Ransomware operators continue to leak data for their victims and develop new ways to infect victims without being detected by security software.
Many think, though, that this was nothing more than a PR stunt or never had the data in the first place.
In addition, we saw an interesting technique used by the Ragnar Lock ransomware, where they encrypt victims using virtual machines to evade security software.
Contributors and those who provided new ransomware information and stories this week include: @serghei, @struppigel, @fwosar, @FourOctets, @demonslay335, @malwrhunterteam, @PolarToffee, @LawrenceAbrams, @jorntvdw, @BleepinComputer, @Seifreed, @DanielGallagher, @VK_Intel, @malwareforme, @Ionut_Ilascu, @markloman, @SophosLabs, @IntelAdvanced, @y_advintel, @GrujaRS, @Amigo_A_, @M_Shahpasandi, @emsisoft, @JakubKroustek, and @etguenni.
May 16th 2020
GrujaRS found a new variant of the Jigsaw Ransomware that calls itself DragonCyber and appends the .dc extension to encrypted files.
M. Shahpasandi found new Scarab Ransomware variants that append the .rbs or .cov19 extensions to encrypted files.
May 17th 2020
@Amigo_A found a new variant of the STOP Ransomware that appends the .koti extension to encrypted files.
May 18th 2020
Multiple actors in the ransomware business saw the new coronavirus pandemic as the perfect opportunity to focus on an already overburdened healthcare sector. ProLock is yet another threat to the list.
A new ransomware attack is affecting the Texas government. This time, hackers got into the network of the state’s Department of Transportation (TxDOT).
The REvil ransomware group claims to have buyers ready for documents containing damaging information about US President Donald Trump and is preparing to auction data on international celebrity Madonna.
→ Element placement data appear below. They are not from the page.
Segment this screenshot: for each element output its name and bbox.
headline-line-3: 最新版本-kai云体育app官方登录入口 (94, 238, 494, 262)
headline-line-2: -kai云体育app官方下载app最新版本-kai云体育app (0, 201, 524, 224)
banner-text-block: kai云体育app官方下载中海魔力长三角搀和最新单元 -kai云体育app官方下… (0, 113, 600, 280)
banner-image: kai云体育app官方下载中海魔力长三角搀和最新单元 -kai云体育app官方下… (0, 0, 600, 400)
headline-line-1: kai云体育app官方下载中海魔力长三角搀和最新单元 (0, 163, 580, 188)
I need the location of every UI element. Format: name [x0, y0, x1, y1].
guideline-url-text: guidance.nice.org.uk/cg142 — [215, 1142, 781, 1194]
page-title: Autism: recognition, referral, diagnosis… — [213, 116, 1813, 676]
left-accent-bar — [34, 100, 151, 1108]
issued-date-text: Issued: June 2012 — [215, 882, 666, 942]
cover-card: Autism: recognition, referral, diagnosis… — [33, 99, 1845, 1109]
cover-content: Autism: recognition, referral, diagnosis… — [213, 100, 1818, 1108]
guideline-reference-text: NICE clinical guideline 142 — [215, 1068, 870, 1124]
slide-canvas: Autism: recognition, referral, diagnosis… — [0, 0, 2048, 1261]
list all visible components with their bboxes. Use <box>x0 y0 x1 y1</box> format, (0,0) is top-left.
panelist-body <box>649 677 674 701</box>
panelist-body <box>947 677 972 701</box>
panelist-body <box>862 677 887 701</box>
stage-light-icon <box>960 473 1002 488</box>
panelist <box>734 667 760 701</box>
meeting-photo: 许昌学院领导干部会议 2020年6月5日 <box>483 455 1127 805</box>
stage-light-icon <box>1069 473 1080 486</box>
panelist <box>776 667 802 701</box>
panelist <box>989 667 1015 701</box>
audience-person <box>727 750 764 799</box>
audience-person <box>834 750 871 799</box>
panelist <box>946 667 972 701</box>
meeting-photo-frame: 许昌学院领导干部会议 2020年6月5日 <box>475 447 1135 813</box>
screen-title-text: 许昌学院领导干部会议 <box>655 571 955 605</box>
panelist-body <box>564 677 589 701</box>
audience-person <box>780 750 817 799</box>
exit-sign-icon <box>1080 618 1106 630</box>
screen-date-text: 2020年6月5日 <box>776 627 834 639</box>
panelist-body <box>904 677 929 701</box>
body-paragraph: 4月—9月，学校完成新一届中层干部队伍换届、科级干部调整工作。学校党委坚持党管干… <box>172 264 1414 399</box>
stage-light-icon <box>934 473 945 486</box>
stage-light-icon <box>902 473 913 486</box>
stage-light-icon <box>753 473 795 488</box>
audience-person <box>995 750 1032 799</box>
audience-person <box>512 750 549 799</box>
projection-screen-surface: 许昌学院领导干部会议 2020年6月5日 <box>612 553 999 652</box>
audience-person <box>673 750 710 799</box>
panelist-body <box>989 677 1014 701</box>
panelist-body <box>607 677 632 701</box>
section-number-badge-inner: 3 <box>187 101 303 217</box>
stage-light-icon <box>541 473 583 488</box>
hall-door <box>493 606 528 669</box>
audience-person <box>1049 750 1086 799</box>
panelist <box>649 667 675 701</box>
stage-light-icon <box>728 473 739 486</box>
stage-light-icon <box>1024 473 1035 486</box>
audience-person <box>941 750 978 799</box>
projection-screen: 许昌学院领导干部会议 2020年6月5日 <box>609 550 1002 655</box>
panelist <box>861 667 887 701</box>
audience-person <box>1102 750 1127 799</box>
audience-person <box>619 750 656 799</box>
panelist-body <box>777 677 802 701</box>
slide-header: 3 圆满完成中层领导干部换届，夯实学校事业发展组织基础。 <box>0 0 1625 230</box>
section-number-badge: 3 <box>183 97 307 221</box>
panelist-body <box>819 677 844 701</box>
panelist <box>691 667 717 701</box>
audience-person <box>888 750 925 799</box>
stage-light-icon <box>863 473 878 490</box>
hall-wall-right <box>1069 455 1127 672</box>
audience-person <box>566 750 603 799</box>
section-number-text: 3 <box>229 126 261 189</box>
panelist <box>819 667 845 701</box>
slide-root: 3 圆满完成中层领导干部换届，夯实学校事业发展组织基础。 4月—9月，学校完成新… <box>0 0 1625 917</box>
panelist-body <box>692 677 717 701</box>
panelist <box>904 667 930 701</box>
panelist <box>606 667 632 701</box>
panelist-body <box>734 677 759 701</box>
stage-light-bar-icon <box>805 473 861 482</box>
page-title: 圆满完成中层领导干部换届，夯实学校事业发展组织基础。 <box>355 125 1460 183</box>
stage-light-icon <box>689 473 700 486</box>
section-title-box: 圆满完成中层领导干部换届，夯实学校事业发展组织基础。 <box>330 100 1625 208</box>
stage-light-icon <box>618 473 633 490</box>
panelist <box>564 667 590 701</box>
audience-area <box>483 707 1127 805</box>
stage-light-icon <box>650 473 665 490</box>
Emsisoft has updated their Jigsaw Ransomware decryptor to support the DragonCyber (.dc) variant.
May 19th 2020
NetWalker ransomware group is moving away from phishing for malware distribution and has adopted a network-intrusion model focusing on huge businesses only.
May 20th 2020
A hacker has been taking justice into their own hands by targeting “scam” companies with ransomware and denial of service attacks.
Medical data and personally identifiable information belonging to patients at a Fresenius Medical Care unit are currently available online on a paste website.
An immediate warning: It seems that cyber criminals has obtained an old (orphaned) Amazon AWS S3 bucked used some times ago to host a Cookie Consent solution. Now the Cookie Consent logo delivered from the Amazon CDN contains a malware/ransomware script. It seems, that thousands of website, using old code, are shipping now this malicious content. Probably it’s a ransomware attack. Here is what I’ve found out so far.
Jakub Kroustek found anew variant of the Dharma Ransomware that appends the .bang extension to encrypted files.
May 21st 2020
Hackers tried to exploit a zero-day in the Sophos XG firewall to distribute ransomware to Windows machines but were blocked by a hotfix issued by Sophos.
Emsisoft has released a decryptor for the JavaLocker Ransomware that appends the .javalocker extension.
Michael Gillespie found a new variant of the STOP Ransomware that appends the .covm ransomware.
May 22nd 2020
Ragnar Locker is deploying Windows XP virtual machines to encrypt victim’s files while evading detecting from security software installed on the host.